This article is available also in Deutsch, Español, Français and العربية
By Ryan Watts, Alexandra Ma and Nic Dias
While journalists are now focused on how to debunk disinformation, much less is written about how to monitor what people are discussing on social media, and where and how quickly inaccurate information is spreading. Yet there are a variety of tools available that can (1) help journalists track online conversations in real time and (2) be incorporated into workflows for fact-checking and verifying stories.
As part of the Full Fact/First Draft UK Election Project, we monitored a large number of online conversations for 33 days. Here we offer a short description of our day-to-day operations to serve as a blueprint for journalists looking to respond swiftly to newsworthy conversations and to stem the flow of misinformation.
The products
We produced two newsletters daily that we sent to our newsroom partners every morning and afternoon.
The morning newsletter was intended to provide our partners with insights into the newsworthy conversations and social content that we were seeing gain traction.

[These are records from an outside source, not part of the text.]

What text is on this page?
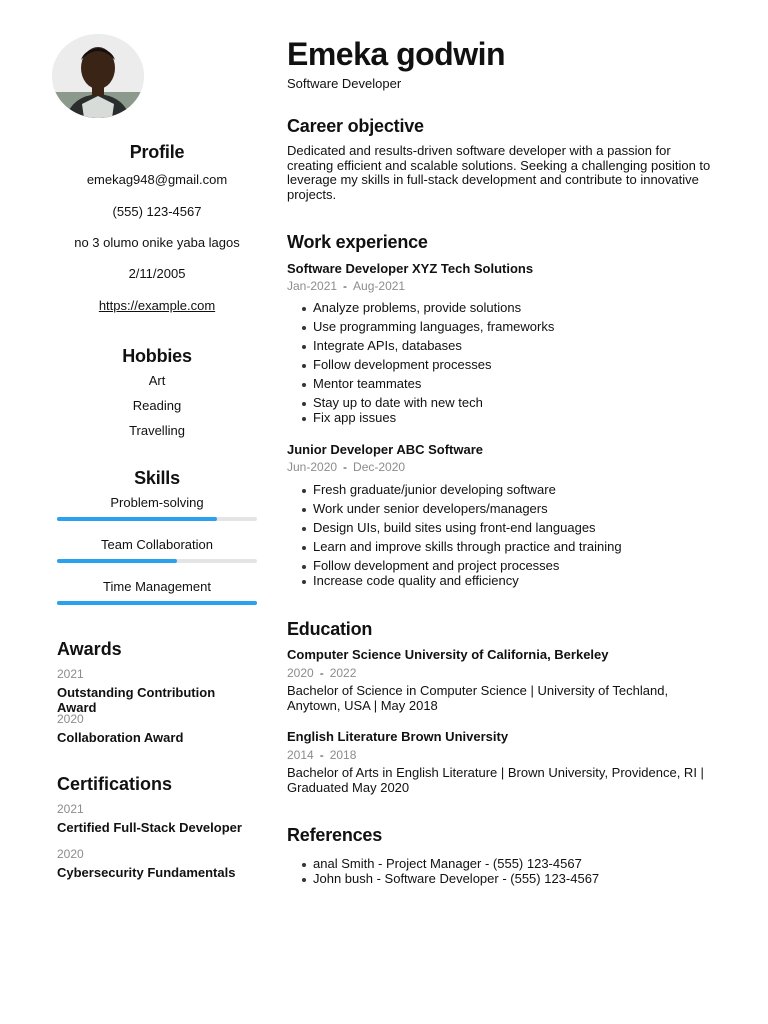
Profile
emekag948@gmail.com
(555) 123-4567
no 3 olumo onike yaba lagos
2/11/2005
https://example.com
Hobbies
Art
Reading
Travelling
Skills
Problem-solving
Team Collaboration
Time Management
Awards
2021
Outstanding Contribution Award
2020
Collaboration Award
Certifications
2021
Certified Full-Stack Developer
2020
Cybersecurity Fundamentals
Emeka godwin
Software Developer
Career objective
Dedicated and results-driven software developer with a passion for creating efficient and scalable solutions. Seeking a challenging position to leverage my skills in full-stack development and contribute to innovative projects.
Work experience
Software Developer XYZ Tech Solutions
Jan-2021 - Aug-2021
Analyze problems, provide solutions
Use programming languages, frameworks
Integrate APIs, databases
Follow development processes
Mentor teammates
Stay up to date with new tech
Fix app issues
Junior Developer ABC Software
Jun-2020 - Dec-2020
Fresh graduate/junior developing software
Work under senior developers/managers
Design UIs, build sites using front-end languages
Learn and improve skills through practice and training
Follow development and project processes
Increase code quality and efficiency
Education
Computer Science University of California, Berkeley
2020 - 2022
Bachelor of Science in Computer Science | University of Techland, Anytown, USA | May 2018
English Literature Brown University
2014 - 2018
Bachelor of Arts in English Literature | Brown University, Providence, RI | Graduated May 2020
References
anal Smith - Project Manager - (555) 123-4567
John bush - Software Developer - (555) 123-4567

The afternoon email focused mostly on fact-checking or clarifying misleading social media posts, profiling ongoing trends with potential political implications, and highlighting differences between what mainstream newsrooms were covering and what online communities were discussing.
The setups
Before sending out our first newsletter, we devoted a week to compiling a list of UK-focused fabricated news and satirical websites, hyperpartisan blogs, politically charged Facebook pages and groups, subreddits and Twitter hashtags we thought were worth tracking with the help of social trending services like Trendolizer, CrowdTangle and NewsWhip’s Spike. These lists were expanded regularly throughout the election. By June 8, we were tracking 402 sources and topics, and had collected more than 34 million tweets and 220,000 Facebook posts with our servers.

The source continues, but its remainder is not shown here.